I would first like to apologize for posting so late, it is not my usual style. This has been an unusual week all around with first hand experience with medical professionals in hospitals, ER and the doctors office. I have gotten little sleep this week. I even took it in stride when my computer refused to boot; I packed it up and brought it for repair without as much as an emotional response. I was able to maintain an even keel until late Friday afternoon realizing that I had turned in a B paper (also not my style) I felt frustration growing and anger building for no apparent reason. Needless to say my psychological well-being dropped from its normal level of 8 to a 6, which resulted in the snowball effect as my physical well being dove to the same level. In general I am physically well; I eat consciously, exercise regularly, and get an adequate amount of sleep. I am comfortable within my own skin psychologically and use many tools successfully to handle stress. This week I learned that when my scheduled comfort zone is interrupted by an all encompassing emergency everything goes out of whack.
I interpret Dacher’s preparation phases to integral health as a spiritual development path, indeed I have practiced these phases for more than three years. Before this week I would have given my spiritual well being a grade of 9 but now I realize that if my spiritual well being, my level of consciousness, were a 9 the rest of my well being would not have been so adversely affected by the week’s events.
The results: physical goal = get back to my regular sleeping, eating and exercise habits, Psychological goal= I really need a stronger support group, and Spiritual goal= Practice more calmness and stillness. To accomplish these goals I will take the time to care for myself, even under adverse conditions, call a friend when life gets overwhelming and remember to meditate.
At this writing I am unable to "feel" the relaxation exercise ; I will get back to you on that.
Gail in your statement "I felt frustration growing and anger building for no apparent reason." (after all those experiences this week).
ReplyDeleteIn the book it states "To desire something means to draw a boundary line between pleasurable and painful things and then move toward the former... the more I value anything, the more obsessed I become with its loss. In the west we cling to obtaining the 'positive' and avoiding the negative' and every urge to progress implies a discontent with the present state of affairs (the present moment as it is)."

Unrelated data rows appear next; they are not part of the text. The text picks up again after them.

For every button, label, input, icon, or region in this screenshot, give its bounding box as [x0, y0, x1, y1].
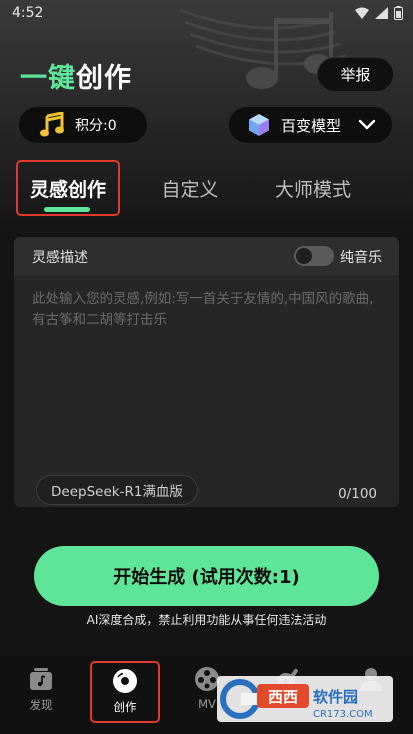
- watermark-brand-1: 西西: [268, 688, 298, 706]
- cube-icon: [249, 114, 269, 136]
- card-header: 灵感描述 纯音乐: [14, 237, 399, 275]
- battery-icon: [394, 6, 403, 20]
- discover-icon: [30, 668, 52, 690]
- wifi-icon: [355, 7, 369, 19]
- chevron-down-icon: [358, 119, 376, 130]
- status-time: 4:52: [12, 5, 44, 21]
- status-icons: [355, 6, 403, 20]
- engine-chip[interactable]: DeepSeek-R1满血版: [36, 475, 198, 505]
- model-label: 百变模型: [281, 116, 342, 135]
- page-title-part1: 一键: [20, 62, 76, 94]
- active-tab-indicator: [44, 207, 90, 212]
- inspiration-card: 灵感描述 纯音乐 此处输入您的灵感,例如:写一首关于友情的,中国风的歌曲,有古筝…: [14, 237, 399, 507]
- nav-item-discover[interactable]: 发现: [6, 661, 76, 723]
- nav-label-create: 创作: [113, 700, 137, 714]
- tab-custom[interactable]: 自定义: [148, 160, 232, 216]
- points-label: 积分:0: [75, 118, 117, 134]
- disc-icon: [113, 669, 137, 693]
- points-pill[interactable]: 积分:0: [18, 106, 148, 144]
- watermark: 西西 软件园 CR173.COM: [217, 676, 393, 722]
- nav-item-create[interactable]: 创作: [90, 661, 160, 723]
- instrumental-toggle[interactable]: [294, 246, 334, 266]
- char-count: 0/100: [338, 486, 377, 502]
- watermark-url: CR173.COM: [313, 709, 373, 720]
- report-button[interactable]: 举报: [317, 57, 394, 92]
- tab-master[interactable]: 大师模式: [258, 160, 368, 216]
- music-note-icon: [40, 112, 64, 137]
- toggle-knob: [296, 248, 312, 264]
- card-title: 灵感描述: [32, 250, 88, 266]
- instrumental-label: 纯音乐: [340, 250, 382, 266]
- generate-button[interactable]: 开始生成 (试用次数:1): [34, 546, 379, 606]
- disclaimer: AI深度合成，禁止利用功能从事任何违法活动: [86, 613, 327, 627]
- page-title: 一键 创作: [20, 58, 132, 94]
- inspiration-input[interactable]: 此处输入您的灵感,例如:写一首关于友情的,中国风的歌曲,有古筝和二胡等打击乐: [32, 289, 382, 331]
- watermark-brand-2: 软件园: [313, 688, 358, 706]
- nav-label-discover: 发现: [29, 698, 53, 712]
- nav-label-mv: MV: [198, 697, 216, 711]
- signal-icon: [375, 7, 388, 19]
- model-selector[interactable]: 百变模型: [228, 106, 393, 144]
- page-title-part2: 创作: [76, 62, 132, 94]
- status-bar: 4:52: [0, 0, 413, 28]
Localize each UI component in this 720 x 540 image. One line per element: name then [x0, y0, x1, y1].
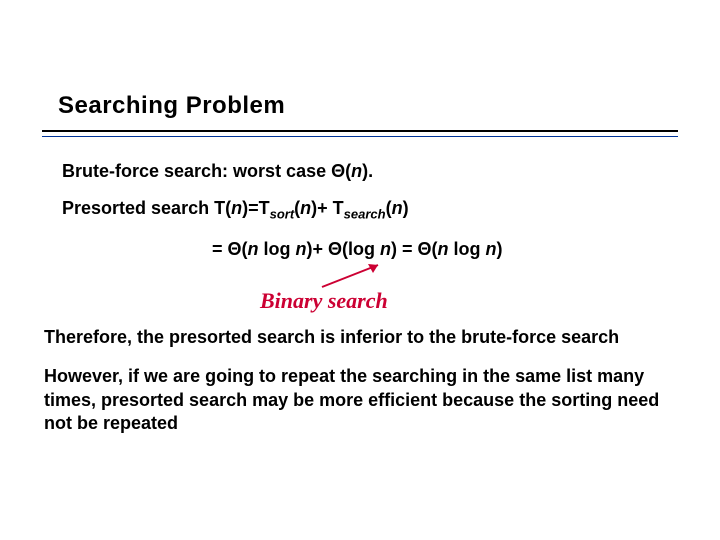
slide: Searching Problem Brute-force search: wo…	[0, 0, 720, 540]
text: )	[497, 239, 503, 259]
var-n: n	[231, 198, 242, 218]
sub-sort: sort	[270, 207, 295, 222]
text: ) = Θ(	[391, 239, 438, 259]
text: ).	[362, 161, 373, 181]
text: )=T	[242, 198, 270, 218]
para-repeat: However, if we are going to repeat the s…	[44, 365, 660, 435]
title-rule-top	[42, 130, 678, 132]
line-brute-force: Brute-force search: worst case Θ(n).	[62, 160, 662, 183]
para-inferior: Therefore, the presorted search is infer…	[44, 326, 660, 349]
text: Brute-force search: worst case Θ(	[62, 161, 351, 181]
text: Presorted search T(	[62, 198, 231, 218]
line-presorted: Presorted search T(n)=Tsort(n)+ Tsearch(…	[62, 197, 662, 223]
slide-body: Brute-force search: worst case Θ(n). Pre…	[62, 160, 662, 435]
text: )+ Θ(log	[307, 239, 381, 259]
var-n: n	[296, 239, 307, 259]
var-n: n	[300, 198, 311, 218]
var-n: n	[486, 239, 497, 259]
sub-search: search	[344, 207, 386, 222]
text: )	[403, 198, 409, 218]
arrow-icon	[316, 261, 396, 291]
binary-search-callout: Binary search	[260, 287, 662, 316]
var-n: n	[392, 198, 403, 218]
slide-title: Searching Problem	[58, 92, 285, 120]
var-n: n	[380, 239, 391, 259]
text: = Θ(	[212, 239, 248, 259]
var-n: n	[351, 161, 362, 181]
text: )+ T	[311, 198, 344, 218]
title-rule-bottom	[42, 136, 678, 137]
var-n: n	[438, 239, 449, 259]
binary-search-label: Binary search	[260, 288, 388, 313]
text: log	[259, 239, 296, 259]
text: log	[449, 239, 486, 259]
var-n: n	[248, 239, 259, 259]
line-equation: = Θ(n log n)+ Θ(log n) = Θ(n log n)	[212, 238, 662, 261]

So I should say my point is we should be in a position to be friends with all of the universe not just half of it (the positive set against the negatives in life because it is all One in its essence). So instead of being discontent with the B you recieved you should accept it as it is: The range your paper fell in on the entire spectrum of possibilities (A through F) any position is neither good nor bad it is all just One of many possiblitites on the grading spectrum.
Don't get lost in the urge to move out of the present situation by not wanting a B, consider it all Good because something has been learned by it (you could have done better but you also could have done far worse in the spectrum of things). None the less accept what is and let any attatchment to the grade go.

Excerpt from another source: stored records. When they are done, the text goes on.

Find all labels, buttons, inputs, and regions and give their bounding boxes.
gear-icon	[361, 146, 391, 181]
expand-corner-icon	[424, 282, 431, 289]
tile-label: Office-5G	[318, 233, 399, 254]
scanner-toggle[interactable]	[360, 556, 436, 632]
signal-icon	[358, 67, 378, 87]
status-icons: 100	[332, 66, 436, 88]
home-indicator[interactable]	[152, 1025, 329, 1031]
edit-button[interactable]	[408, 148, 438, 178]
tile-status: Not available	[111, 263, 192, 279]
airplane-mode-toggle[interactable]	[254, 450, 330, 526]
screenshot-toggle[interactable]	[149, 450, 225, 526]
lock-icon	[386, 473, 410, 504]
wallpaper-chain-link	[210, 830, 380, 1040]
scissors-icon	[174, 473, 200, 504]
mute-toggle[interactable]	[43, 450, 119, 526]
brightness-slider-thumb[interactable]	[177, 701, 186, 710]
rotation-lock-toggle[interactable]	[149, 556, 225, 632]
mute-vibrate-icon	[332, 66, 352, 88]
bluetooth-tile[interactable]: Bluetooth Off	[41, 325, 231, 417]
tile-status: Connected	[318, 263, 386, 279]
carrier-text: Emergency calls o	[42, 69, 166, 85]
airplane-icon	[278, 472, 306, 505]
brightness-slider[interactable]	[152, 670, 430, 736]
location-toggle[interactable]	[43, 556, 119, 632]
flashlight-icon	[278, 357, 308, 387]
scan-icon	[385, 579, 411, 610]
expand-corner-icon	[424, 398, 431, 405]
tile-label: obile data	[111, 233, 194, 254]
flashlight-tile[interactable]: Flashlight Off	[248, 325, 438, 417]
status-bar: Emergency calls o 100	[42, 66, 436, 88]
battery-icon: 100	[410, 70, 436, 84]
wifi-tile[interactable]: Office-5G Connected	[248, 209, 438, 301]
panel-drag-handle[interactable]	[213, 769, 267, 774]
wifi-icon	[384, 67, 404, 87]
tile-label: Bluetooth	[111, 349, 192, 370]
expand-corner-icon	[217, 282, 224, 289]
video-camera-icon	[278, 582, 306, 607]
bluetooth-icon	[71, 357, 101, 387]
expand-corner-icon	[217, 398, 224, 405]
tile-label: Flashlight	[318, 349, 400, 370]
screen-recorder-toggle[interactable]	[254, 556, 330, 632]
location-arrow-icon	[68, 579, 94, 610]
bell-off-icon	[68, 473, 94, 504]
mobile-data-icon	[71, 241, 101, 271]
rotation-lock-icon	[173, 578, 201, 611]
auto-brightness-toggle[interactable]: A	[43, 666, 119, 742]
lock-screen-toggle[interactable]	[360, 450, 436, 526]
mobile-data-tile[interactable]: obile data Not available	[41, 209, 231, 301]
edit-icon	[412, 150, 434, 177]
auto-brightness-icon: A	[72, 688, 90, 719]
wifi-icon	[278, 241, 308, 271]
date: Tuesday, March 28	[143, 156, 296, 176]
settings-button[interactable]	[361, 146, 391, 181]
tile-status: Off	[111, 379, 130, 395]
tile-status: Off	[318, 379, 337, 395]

Long winded but I hope I made sense. Good/Bad; Night/Day; Black/White; male/female are all just extremes of one process or event or thing.

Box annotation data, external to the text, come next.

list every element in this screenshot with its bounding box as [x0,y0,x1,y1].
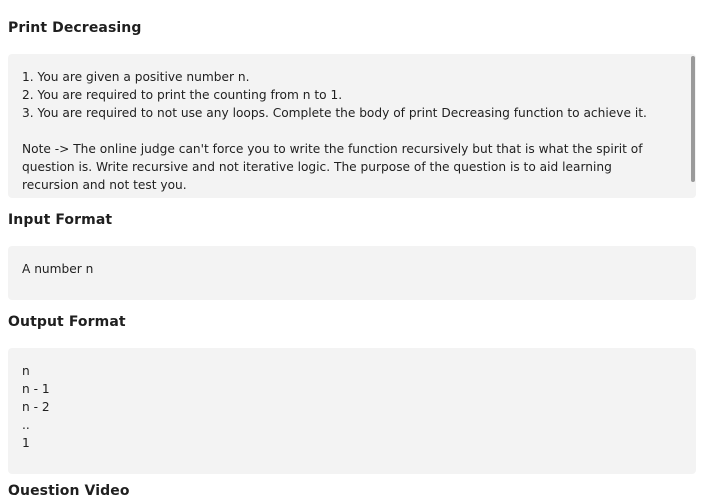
output-format-line: n - 2 [22,400,50,414]
description-line: question is. Write recursive and not ite… [22,160,612,174]
description-line: recursion and not test you. [22,178,187,192]
input-format-line: A number n [22,262,94,276]
problem-title: Print Decreasing [8,20,142,36]
output-format-line: n - 1 [22,382,50,396]
description-line: 2. You are required to print the countin… [22,88,343,102]
output-format-box: n n - 1 n - 2 .. 1 [8,348,696,474]
output-format-line: .. [22,418,30,432]
output-format-line: n [22,364,30,378]
description-line: 1. You are given a positive number n. [22,70,250,84]
description-line: Note -> The online judge can't force you… [22,142,643,156]
scrollbar-thumb[interactable] [691,56,695,182]
description-box[interactable]: 1. You are given a positive number n. 2.… [8,54,696,198]
description-line: 3. You are required to not use any loops… [22,106,647,120]
question-video-title: Question Video [8,483,130,495]
input-format-title: Input Format [8,212,113,228]
problem-page: Print Decreasing 1. You are given a posi… [0,0,708,495]
output-format-title: Output Format [8,314,126,330]
input-format-box: A number n [8,246,696,300]
description-scrollbar[interactable] [690,54,696,198]
output-format-line: 1 [22,436,30,450]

Have a wonderful Day! Liz H
Hi Gail,
ReplyDeleteAs I read your post, I could feel your anger and frustration. I am sorry to hear that you had such a difficult week. I hope that all is better by now.
I certainly know how you feel, since my life has been interrupted more than 30 times in the last four and a half years. This is the number of times that my husband has been rushed to the emergency room and admitted to the hospital during the last few years. However, with all the times that my life has been interrupted due to my husband's health, I have learned how to deal with the interruptions better now than I have in the past.
My best advice to you is, don't beat yourself up over it. You did the best that you could under the circumstances. Take a deep breath and relax. Next time, contact your professors and let them know what is going on; you may be able to get an extension on your assignments depending on the circumstances. The professors are pretty good about giving an extension if the situation calls for it.
I can certainly understand how you feel about getting a "B" on your paper. I get that way too when I don't get an "A".
Debra
Hope you feel better. I love your comment about taking drugs and I totally agree. After I mediate I have such a peaceful feeling that is one of the best highs ever.